Aproveitei a oportunidade e ligando a motosserra, aproximei a arma do seu rosto, fazendo as lâminas quase encostarem em sua pele.

- Fale quem mandou vocês aqui para me matar!
- Ok, eu digo... Mas não me matem!
- Isso vai depender de você!
- Quem me mandou foi... O nosso mestre Lúcifer!
- Isso é impossível! Ele não está na matéria física entre nós, ele não tem poderes suficientes para fazer isto! - Comentou Gabriel assustado
- A aniquilação da humanidade e dos anjos se aproxima! Adorem ao Diabo enquanto há tempo!
- Resposta errada...

Sem nenhuma misericórdia, serrei a cabeça daquele desgraçado ao meio, onde seus miolos foram espalhados violentamente pelo chão.
Até mesmo Gabriel ficou surpreso com a minha ferocidade e perguntou:

- Você está bem, Ryan?!
- Estou ótimo! Ficarei melhor quando encontrar aquele monstro!
- Umbral está pior do que eu imaginava!
- Por que diz isso?
- Como eu havia te falado antes, aqui tem se tornado o lar de criaturas malignas, devido aos pensamentos negativos dos humanos. Porém o acesso ao Umbral está cada vez mais fácil, sendo invadido até por nefilins!
- O que isso quer dizer?

Ele olhou pra mim com um certo receio e disse:

- Lúcifer sabe que você o deseja matá-lo, e ele está mais vivo do que nunca!

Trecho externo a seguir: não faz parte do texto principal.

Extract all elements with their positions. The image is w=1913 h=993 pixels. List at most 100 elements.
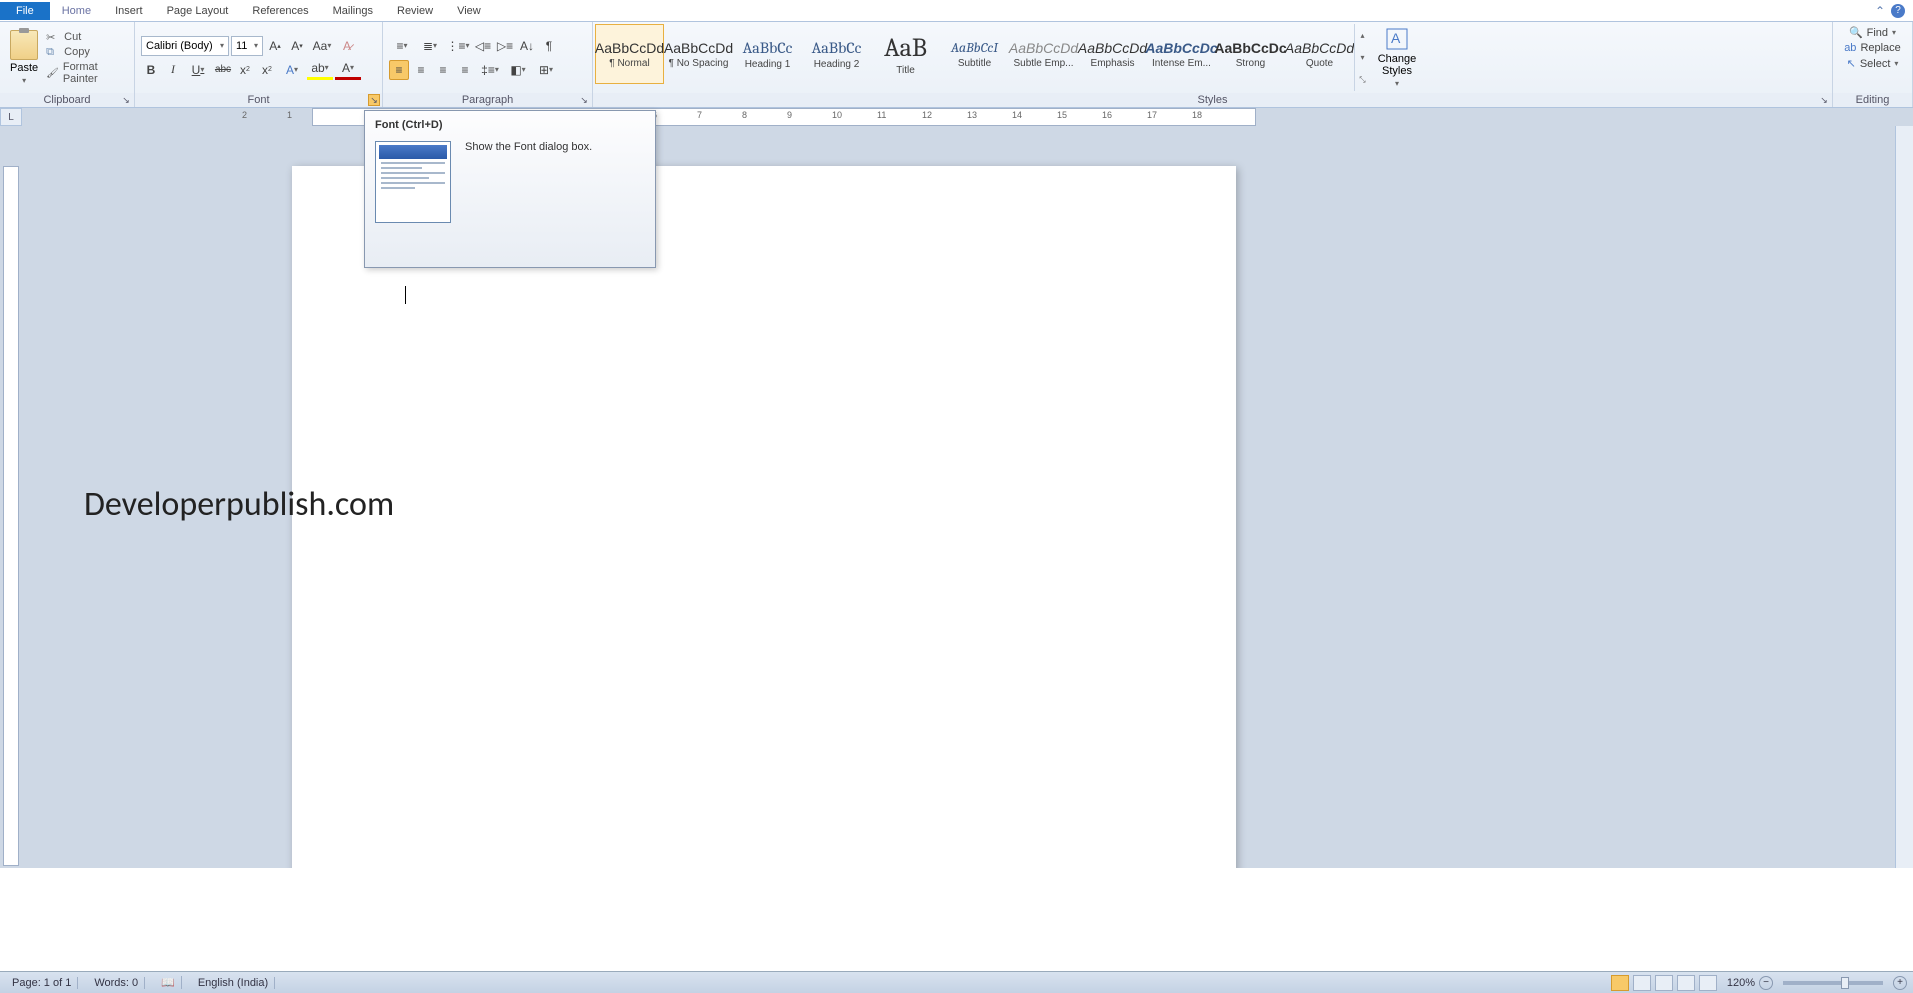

Aquilo me causou um choque na alma, passei a vida toda procurando aquele demônio do inferno e finalmente eu estava cada vez mais próximo de completar meu objetivo.

Porém a sensação de descobrir que Lúcifer sabia da minha existência e ainda saber que eu o caçava, me dava mais prazer ainda em acabar com ele.

- Como você sabe que ele está vivo? - Indaguei ao Arcanjo
- Não tem outra explicação para tantos acessos de demônios ao Umbral! Mas o que me preocupa é outra coisa!
- O que?
- Eu temo por você, Ryan! Agora que ele sabe onde você está, fará de tudo para te matar, isso não te assusta?

Simplesmente encarei Gabriel e disse:

- Quero olhar nos olhos dele e estraçalhar o seu corpo com minhas próprias mãos!
- De onde vem essa coragem, Ryan Smith?!...

A verdade era que eu estava furioso e com medo ao mesmo tempo, mas meu espírito congelou ao ver a alma de Mary caminhando entre os mortos.